Why did he even give the boy the hat? To seal his conversion into a believer? Only makes sense at the end – does not seem justified. Why did he pretend to be unmagical? To bring this tragic pair of endlessly fighting siblings together – does not seem solid either. Why would he just ask for his little helpers in the end when time became even tighter if it was already stressful before? To make Teddy believe in himself – again only makes sense in the end. And the problem here is not that it only makes sense in hindsight and with the knowledge of the resolution, in the end, it does simply not seem like it had been clear to the filmmakers themselves. All these scenes seem to be merely a tool for dramatic action, an action that rather stands powerful in disconnected scenes than an overall plot.
And presuming Santa did all that just to help two siblings, of course, he is Santa, he is a helper and healer that brings together the disunited, the consequences he simply accepts for that are not Santa-like at all: the heightened crime rates, due to a reduced “Christmas spirit”, for example. Altogether this Santa seems more like a selfish one, preoccupied with his reputation rather than what he should represent, the “Christmas spirit.” Maybe this was an attempt to humanize the figure of Santa Clause, to make him more accessible by bringing him down from his ungraspable Saint-like position and make him “one of us.” This, however, is not well-executed, manly again to the fact that it is executed only in part. What gave, even more, to think about, was the naturality with which Santa addressed the adults throughout the movie, naïve and ignorant towards the fact that he lives as a common myth. Being as long in that job as he seems to be, this does not make any sense since his behaviour is one of somebody who has no clue with what he is dealing. Here again the question – why do Kate and Teddy’s parents believe in Santa? And why did the family did not come across as especially believing?
Again, many older Christmas movies resonate with open ends of the plot, and just like another Netflix movie released this year, Sierra Burgess Is a Loser (2018), the film lives more on momentary scenes and otherwise in the imagination of the viewer, than really on the screen as a well-developed story. The story just seems to be a means to funny, entertaining and impressive scenes, as if to show off what the filmmakers are capable of doing, rather than the scenes being a means to a solid plot. Maybe this is because Netflix tries to provide more and more Original-content in a more and more limited period of time. Because a non-solid, not well-planned plot is usually the result of little thought and time given.

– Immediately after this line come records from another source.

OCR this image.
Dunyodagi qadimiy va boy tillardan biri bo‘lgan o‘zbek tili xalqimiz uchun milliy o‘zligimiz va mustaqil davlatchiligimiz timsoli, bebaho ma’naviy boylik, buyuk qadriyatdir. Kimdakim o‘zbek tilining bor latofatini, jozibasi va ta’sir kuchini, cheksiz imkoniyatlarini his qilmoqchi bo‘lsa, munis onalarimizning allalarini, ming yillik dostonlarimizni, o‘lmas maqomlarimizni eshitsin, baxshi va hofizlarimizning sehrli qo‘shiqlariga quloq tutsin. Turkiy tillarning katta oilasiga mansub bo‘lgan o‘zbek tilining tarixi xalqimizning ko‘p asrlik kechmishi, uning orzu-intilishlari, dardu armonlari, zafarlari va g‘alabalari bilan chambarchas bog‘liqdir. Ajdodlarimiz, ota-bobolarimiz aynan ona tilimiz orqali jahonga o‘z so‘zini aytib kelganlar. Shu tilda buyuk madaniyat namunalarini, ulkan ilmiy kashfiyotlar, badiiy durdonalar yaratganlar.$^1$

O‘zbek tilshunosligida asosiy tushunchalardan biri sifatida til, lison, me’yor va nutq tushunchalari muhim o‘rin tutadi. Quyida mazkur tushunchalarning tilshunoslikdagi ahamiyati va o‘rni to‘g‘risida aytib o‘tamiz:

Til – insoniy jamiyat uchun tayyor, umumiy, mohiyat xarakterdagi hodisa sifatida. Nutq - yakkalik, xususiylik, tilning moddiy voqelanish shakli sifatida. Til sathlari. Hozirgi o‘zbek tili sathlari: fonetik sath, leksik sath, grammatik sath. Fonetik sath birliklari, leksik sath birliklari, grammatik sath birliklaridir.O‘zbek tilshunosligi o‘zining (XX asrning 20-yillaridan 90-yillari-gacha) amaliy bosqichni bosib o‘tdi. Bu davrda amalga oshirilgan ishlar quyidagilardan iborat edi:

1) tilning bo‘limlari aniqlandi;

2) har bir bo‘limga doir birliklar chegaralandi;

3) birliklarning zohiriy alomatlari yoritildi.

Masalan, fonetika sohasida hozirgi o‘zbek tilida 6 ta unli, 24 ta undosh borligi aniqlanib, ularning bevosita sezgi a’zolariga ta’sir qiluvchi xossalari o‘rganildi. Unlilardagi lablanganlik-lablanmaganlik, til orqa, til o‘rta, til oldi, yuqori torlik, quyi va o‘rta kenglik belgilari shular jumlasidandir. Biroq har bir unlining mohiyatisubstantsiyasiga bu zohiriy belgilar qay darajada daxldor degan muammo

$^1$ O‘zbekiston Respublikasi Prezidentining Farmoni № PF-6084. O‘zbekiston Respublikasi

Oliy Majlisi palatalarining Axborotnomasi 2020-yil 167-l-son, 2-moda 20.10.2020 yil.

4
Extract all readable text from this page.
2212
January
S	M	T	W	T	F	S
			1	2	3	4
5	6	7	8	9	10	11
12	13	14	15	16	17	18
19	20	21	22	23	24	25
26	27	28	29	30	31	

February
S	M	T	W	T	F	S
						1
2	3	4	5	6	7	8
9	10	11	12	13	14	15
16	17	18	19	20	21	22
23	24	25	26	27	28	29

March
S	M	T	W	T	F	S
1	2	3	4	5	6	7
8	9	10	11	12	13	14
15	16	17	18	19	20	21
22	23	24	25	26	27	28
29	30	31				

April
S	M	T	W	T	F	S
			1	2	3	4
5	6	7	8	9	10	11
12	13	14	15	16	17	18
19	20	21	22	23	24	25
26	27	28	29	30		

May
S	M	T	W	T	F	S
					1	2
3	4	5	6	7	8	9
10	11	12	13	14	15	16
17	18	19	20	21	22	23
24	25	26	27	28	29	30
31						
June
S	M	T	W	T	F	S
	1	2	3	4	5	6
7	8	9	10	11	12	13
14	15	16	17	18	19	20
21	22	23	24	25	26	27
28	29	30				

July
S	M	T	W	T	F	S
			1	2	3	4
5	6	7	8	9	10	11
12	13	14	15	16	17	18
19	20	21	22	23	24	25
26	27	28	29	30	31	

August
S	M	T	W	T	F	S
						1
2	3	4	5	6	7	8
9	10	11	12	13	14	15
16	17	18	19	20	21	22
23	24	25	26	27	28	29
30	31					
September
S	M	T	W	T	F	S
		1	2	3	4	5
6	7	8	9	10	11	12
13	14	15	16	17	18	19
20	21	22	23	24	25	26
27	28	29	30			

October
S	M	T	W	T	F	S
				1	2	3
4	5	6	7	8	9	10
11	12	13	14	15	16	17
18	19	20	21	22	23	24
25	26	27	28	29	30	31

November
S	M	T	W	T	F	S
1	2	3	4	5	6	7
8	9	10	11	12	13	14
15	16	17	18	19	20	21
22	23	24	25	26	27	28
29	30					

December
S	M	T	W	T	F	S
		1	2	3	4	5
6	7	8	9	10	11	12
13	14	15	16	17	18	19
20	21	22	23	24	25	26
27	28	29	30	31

It seems as if Netflix just wanted to have made a Christmas movie itself than making a good one for the movie’s sake. I sure was entertained watching the movie, wanting to know how the well-predictable story will resolve, but I would have preferred to be entertained by something qualitative that lets me dive in into the fictive world presented, rather than meta-fictionally observing how the figures and scenes are moving like on a chess-board to serve the dramatic action and, thus, the entertainment of the audience.